SMTPD: A New Benchmark for Temporal Prediction of Social Media Popularity
Yijie Xu, Bolun Zheng, Wei Zhu, Hangjia Pan, Yuchen Yao, Ning Xu, Anan Liu, Quan Zhang, Chenggang Yan
TL;DR
SMTPD introduces a large-scale, multilingual, multi-modal benchmark for temporal popularity prediction on YouTube with aligned 30-day popularity sequences. The authors propose a baseline framework that combines visual (ResNet-101), textual (BERT-Multilingual), numerical, and categorical features, fused into a temporal regression model based on an LSTM and trained with a Composite Gradient Loss. Experimental results show that temporal alignment and early popularity signals substantially improve prediction accuracy across languages, outperforming SMPD baselines in temporal forecasting.

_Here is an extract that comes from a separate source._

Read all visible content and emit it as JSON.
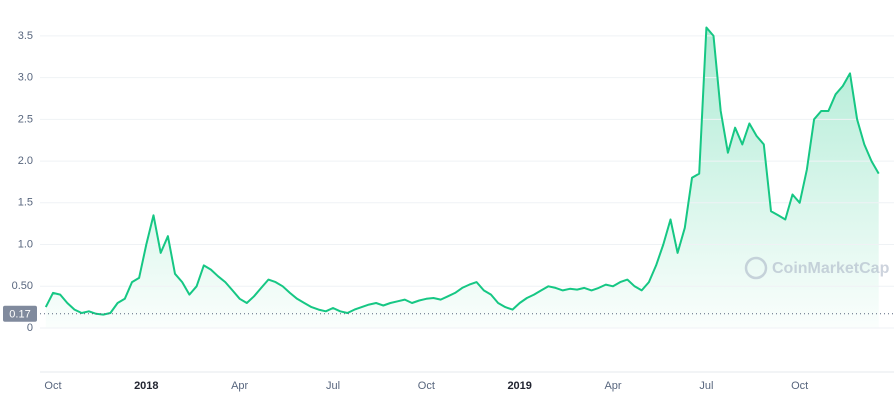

The dataset and baseline enable cross-language, time-aligned analysis of social media popularity and support development of more effective prediction models for content optimization and digital marketing.
Abstract
Social media popularity prediction task aims to predict the popularity of posts on social media platforms, which has a positive driving effect on application scenarios such as content optimization, digital marketing and online advertising. Though many studies have made significant progress, few of them pay much attention to the integration between popularity prediction with temporal alignment. In this paper, with exploring YouTube's multilingual and multi-modal content, we construct a new social media temporal popularity prediction benchmark, namely SMTPD, and suggest a baseline framework for temporal popularity prediction. Through data analysis and experiments, we verify that temporal alignment and early popularity play crucial roles in social media popularity prediction for not only deepening the understanding of temporal dynamics of popularity in social media but also offering a suggestion about developing more effective prediction models in this field. Code is available at https://github.com/zhuwei321/SMTPD.